Chemokine (C-X-C motif) ligand 1 (CXCL1) is a small-molecule cytokine belonging to the CXC chemokine family [35]. Recent research evidence shows that the high expression level of CXCL1 in different types of cancers is associated with advanced cancer stage, larger cancer volume, cancer invasiveness, and poor prognosis. CXCL1 is commonly overexpressed in cancer and stromal cells of various cancers, including breast cancer, colorectal cancer, prostate cancer, pancreatic ductal adenocarcinoma, and bladder cancer [36]. CXCR2, a G protein-coupled chemokine receptor, specifically binds to CXCL1 and is mainly expressed on neutrophils and macrophages derived from bone marrow, to recruit MDSCs and TAMs [37]. There is ample evidence that MDSCs and TAMs in cancers suppress the expansion and effector function of T cells by inducing checkpoint regulators and exhaustion markers, thereby protecting the survival and metastasis of cancer cells. Conversely, the infiltration of MDSCs and TAMs may recruit Treg cells to promote highly immunosuppressive TME in these cancers [38]. Studies have shown that CXCL1 is overexpressed in GBM and closely related to its invasiveness. Blocking CXCL1 reduces the migration of MDSCs, TAMs, and Tregs to the tumor, thus significantly alleviates the highly immunosuppressive microenvironment of GBM and leads to the high aggregation of CD8+ T cells, thereby reactivating the anti-tumor immune response against GBM [39].

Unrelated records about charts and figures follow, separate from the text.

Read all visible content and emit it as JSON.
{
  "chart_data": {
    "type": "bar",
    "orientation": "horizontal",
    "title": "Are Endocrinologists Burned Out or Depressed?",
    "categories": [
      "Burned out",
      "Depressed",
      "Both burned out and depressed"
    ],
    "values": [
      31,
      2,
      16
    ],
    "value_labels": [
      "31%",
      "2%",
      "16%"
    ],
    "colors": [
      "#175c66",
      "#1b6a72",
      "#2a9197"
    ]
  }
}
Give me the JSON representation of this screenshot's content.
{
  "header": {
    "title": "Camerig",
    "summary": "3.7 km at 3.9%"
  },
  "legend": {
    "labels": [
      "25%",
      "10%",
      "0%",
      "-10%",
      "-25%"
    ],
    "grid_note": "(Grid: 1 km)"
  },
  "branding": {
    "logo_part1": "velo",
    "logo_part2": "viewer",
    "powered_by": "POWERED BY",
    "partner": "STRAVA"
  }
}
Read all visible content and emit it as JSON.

We further explored the effects of MDK secreted by EGFRvIII-mutated GBM cells on macrophage function and in turn how macrophages influence the growth of GBM cells. The results indicate that MDK secreted by EGFRvIII-mutated GBM can promote the secretion of the immunosuppressive cytokine CXCL1 by macrophages, promoting the formation of an immunosuppressive microenvironment. In turn, CXCL1 secreted by macrophages is capable of promoting the proliferation and migration of GBM cells, ultimately leading to malignant progression of GBM.

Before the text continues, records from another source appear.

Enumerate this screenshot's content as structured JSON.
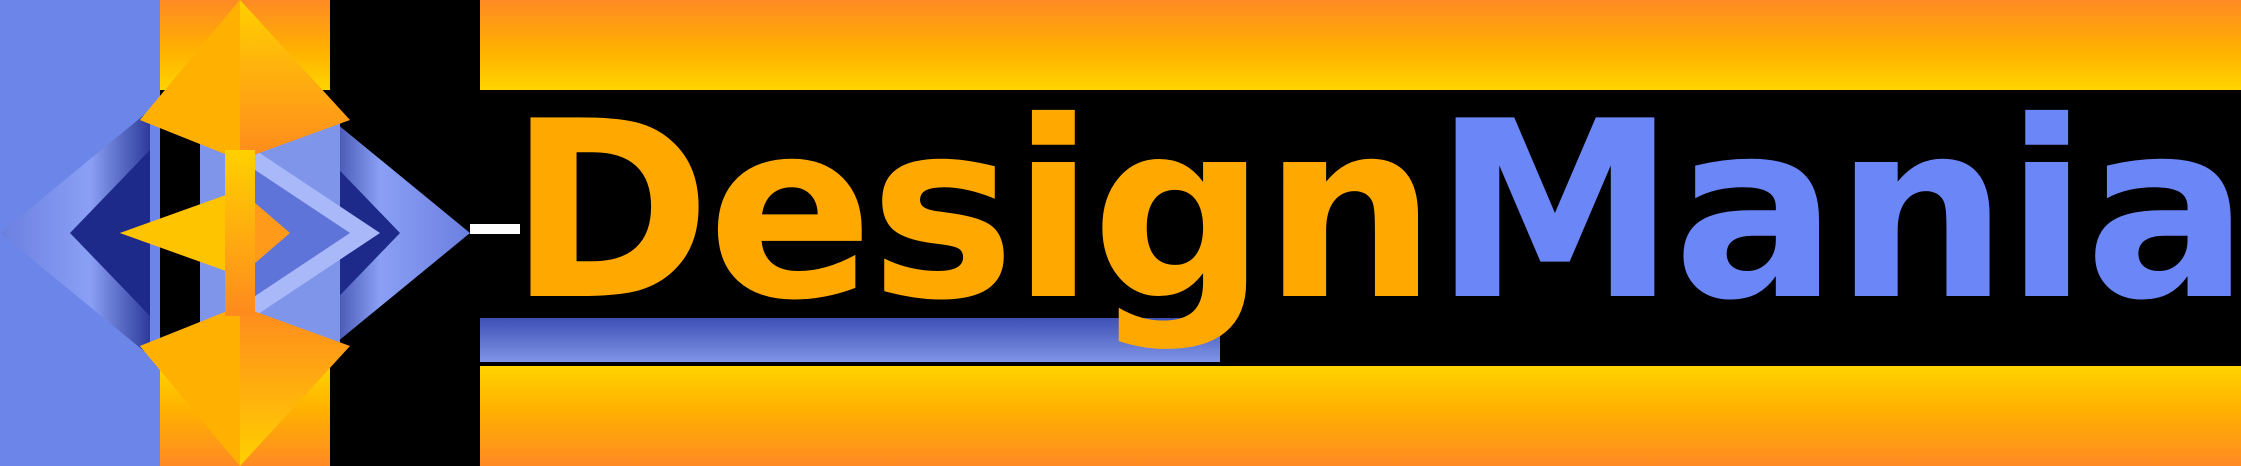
{
  "logo": {
    "word_one": "Design",
    "word_two": "Mania",
    "colors": {
      "word_one": "#ffa800",
      "word_two": "#6b86f7",
      "stripe_orange": "#ff8a24",
      "stripe_yellow": "#ffd400",
      "emblem_blue": "#6b86f7",
      "background": "#000000"
    },
    "emblem_icon": "geometric-diamond-emblem-icon"
  }
}
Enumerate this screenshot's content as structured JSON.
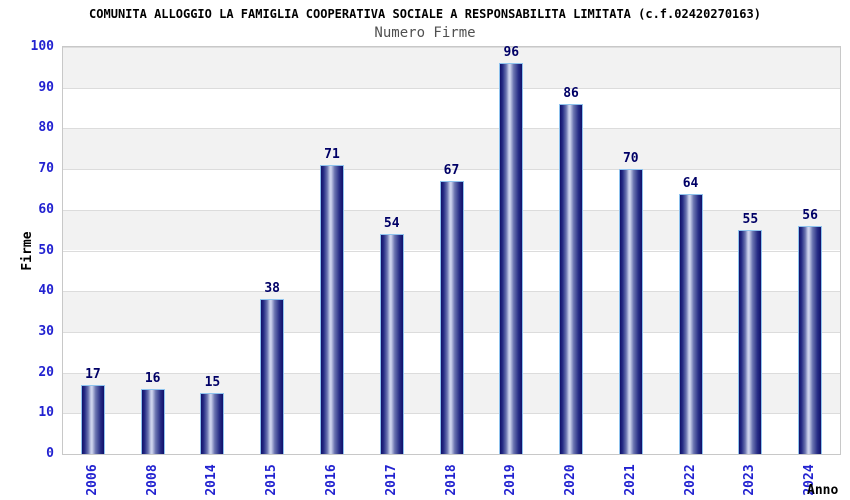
{
  "chart_data": {
    "type": "bar",
    "title": "COMUNITA ALLOGGIO LA FAMIGLIA COOPERATIVA SOCIALE A RESPONSABILITA LIMITATA (c.f.02420270163)",
    "subtitle": "Numero Firme",
    "categories": [
      "2006",
      "2008",
      "2014",
      "2015",
      "2016",
      "2017",
      "2018",
      "2019",
      "2020",
      "2021",
      "2022",
      "2023",
      "2024"
    ],
    "values": [
      17,
      16,
      15,
      38,
      71,
      54,
      67,
      96,
      86,
      70,
      64,
      55,
      56
    ],
    "xlabel": "Anno",
    "ylabel": "Firme",
    "ylim": [
      0,
      100
    ],
    "ytick_step": 10,
    "grid": true,
    "legend": false,
    "band_pattern": "alternating horizontal bands, white from 0, gray stripes on odd bands"
  },
  "colors": {
    "tick_label": "#2222d0",
    "value_label": "#000066",
    "band_gray": "#f2f2f2",
    "band_white": "#ffffff",
    "gridline": "#dcdcdc",
    "plot_border": "#c8c8c8",
    "bar_dark": "#10106a",
    "bar_mid": "#6a74b0",
    "bar_light": "#ccd2ec",
    "bar_border": "#8fc3ee",
    "title_color": "#000000",
    "subtitle_color": "#505050",
    "axis_title_color": "#000000"
  }
}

iMDK (MDK inhibitor, molecular weight 376.4) was first reported to inhibit MDK protein levels through screening. In vitro, iMDK inhibited the growth of lung cancer cells by inhibiting MDK protein levels. In addition, intravenous injection of iMDK inhibited tumor growth in a nude mouse model of lung cancer [40]. iMDK also inhibited the growth and angiogenesis of oral squamous cell carcinoma [41]. Treatment with IFN-γ activates the epithelial-mesenchymal transition (EMT) program and the metastasis of various cancer cells. MDK is overexpressed in most cancer types and its overexpression drives the activation and metastasis of cancer cells through EMT. Targeted inhibition of MDK using iMDK can broadly reverse IFN-γ-activated EMT and eliminate the metastasis of various cancers caused by IFN-γ. The combined use of MDK inhibitors can significantly enhance the anti-tumor activity of IFN-γ [42, 43].

As an effector molecule downstream of the ERK/c-Fos signaling pathway in EGFRvIII-mutated GBM, MDK suggests a potential therapeutic target for this subtype of GBM. This study explored treatment strategies targeting EGFRvIII-mutated GBM and investigated the effects of targeted regulation of the MDK signaling pathway on tumor growth, prognosis, and the immune microenvironment in a mouse model of intracranial glioma. The results of animal experiments indicate that targeted blockade of the MDK signaling pathway can reverse the formation of an immunosuppressive microenvironment, slow the malignant progression of gliomas, and prolong the prognosis of mice.

Conclusion

In summary, this study first discovered that EGFRvIII- positive GBM could drive macrophages towards M2 polarization and secrete the immunosuppressive cytokine CXCL1 by activating the c-Fos-MDK-LRP1 signaling pathway, providing a new target for precise immunotherapy for specific subtypes or genotypes of GBM. Secondly, since immune therapies such as immune checkpoint inhibitors have not been successful in phase III clinical trials for newly diagnosed or recurrent glioblastoma, the combination of immune therapies and targeted EGFRvIII or downstream pathway molecules provides a molecular basis and new ideas for the current dilemma of glioma immunotherapy.